È una giornata speciale in quel di Barberino: al Mugello non basta il caldo di un’estate tardiva, non basta l’influenza, gli antibiotici, i pronostici sfavorevoli e il talento degli avversari. Non bastano a fermare una prestazione impressionante di Danilo Petrucci, che centra così la sua prima vittoria in carriera nel Gran Premio d’Italia. Al termine di una corsa tiratissima, l’umbro ha superato Marc Marquez su Honda e il compagno Andrea Dovizioso in volata, infilandoli all’ultimo giro.

Rossi, un Mugello da dimenticare

Finisce invece nel peggiore dei modi il weekend di Valentino Rossi. Scattato dalla 18esima casella, il Dottore finisce nella ghiaia all’Arabbiata 2 dopo appena 7 giri, scivolando dopo un attacco a Joan Mir dalla staccata troppo lunga. Condizionato anche da una Yamaha mai del tutto competitiva, con la debacle di oggi Rossi deve dire addio al già disperato sogno del decimo titolo iridato.
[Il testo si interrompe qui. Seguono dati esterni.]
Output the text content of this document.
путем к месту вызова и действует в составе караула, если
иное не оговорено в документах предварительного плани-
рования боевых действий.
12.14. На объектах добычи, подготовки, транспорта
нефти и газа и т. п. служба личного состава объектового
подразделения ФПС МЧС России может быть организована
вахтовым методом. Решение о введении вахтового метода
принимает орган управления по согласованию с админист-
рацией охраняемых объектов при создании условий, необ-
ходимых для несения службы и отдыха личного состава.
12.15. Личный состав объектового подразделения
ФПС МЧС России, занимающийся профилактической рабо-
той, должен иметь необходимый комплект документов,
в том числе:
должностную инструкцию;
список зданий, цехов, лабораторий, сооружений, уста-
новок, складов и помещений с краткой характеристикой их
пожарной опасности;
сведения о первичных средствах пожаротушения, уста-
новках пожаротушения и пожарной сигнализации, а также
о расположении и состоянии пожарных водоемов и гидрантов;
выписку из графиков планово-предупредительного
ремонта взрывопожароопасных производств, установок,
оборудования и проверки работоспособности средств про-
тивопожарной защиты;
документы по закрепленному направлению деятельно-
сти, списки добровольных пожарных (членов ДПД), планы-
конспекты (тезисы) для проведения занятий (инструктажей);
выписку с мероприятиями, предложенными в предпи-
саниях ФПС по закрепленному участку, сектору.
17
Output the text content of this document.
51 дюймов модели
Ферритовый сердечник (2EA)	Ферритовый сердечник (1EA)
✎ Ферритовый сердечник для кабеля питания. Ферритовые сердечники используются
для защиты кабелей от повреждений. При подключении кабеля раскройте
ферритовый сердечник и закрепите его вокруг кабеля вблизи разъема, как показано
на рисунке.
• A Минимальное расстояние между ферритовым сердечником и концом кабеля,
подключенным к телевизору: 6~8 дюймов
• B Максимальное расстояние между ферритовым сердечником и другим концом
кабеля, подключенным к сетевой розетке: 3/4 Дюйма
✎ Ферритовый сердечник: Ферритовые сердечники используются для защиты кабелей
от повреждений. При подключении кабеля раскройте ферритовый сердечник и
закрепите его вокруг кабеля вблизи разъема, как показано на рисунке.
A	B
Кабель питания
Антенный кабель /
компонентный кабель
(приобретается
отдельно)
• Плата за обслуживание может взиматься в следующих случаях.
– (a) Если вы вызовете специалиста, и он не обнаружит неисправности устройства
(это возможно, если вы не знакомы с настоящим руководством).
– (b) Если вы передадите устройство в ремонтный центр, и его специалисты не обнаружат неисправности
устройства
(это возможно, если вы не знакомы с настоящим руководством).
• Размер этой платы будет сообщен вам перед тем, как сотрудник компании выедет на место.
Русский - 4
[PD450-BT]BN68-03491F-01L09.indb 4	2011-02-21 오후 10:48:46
Almeno per la stagione in corso.

Grande Petrucci, grande Ducati

La solidità del Petrux spolvera le ombre sulla Ducati GP19, una moto concettualmente eccezionale su questi tipi di tracciati. La doppietta in rosso è stata insidiata solamente dal solito Marc Marquez, indubbiamente il pilota da battere, che termina a soli 43 millesimi dal primo classificato. Ai piedi del podio trova posto un ottimo Alex Rins su Suzuki, che conferma la rinnovata vitalità del team di Hamamatsu e della gestione Brivio.

La corsa

Per quanto riguarda le dinamiche di corsa, la partenza ha visto un grande start di Crutchlow, che ha risalito immediatamente la china fino alla seconda posizione. Già dalla terza tornata, però, il tandem di testa ha assunto una fisionomia stabile: Marquez davanti seguito dalle Ducati di Dovi e Petrucci. A metà gara le moto di Borgo Panigale sono balzate in testa e negli ultimi chilometri le carte si sono mischiate continuamente sino all’ultimo giro. Qui il Cabronçito ha sorpassato le due rosse in un sol colpo, ma Petrux è rimasto alla corda e si è ributtato dentro resistendo all’assalto fino alla bandiera a scacchi.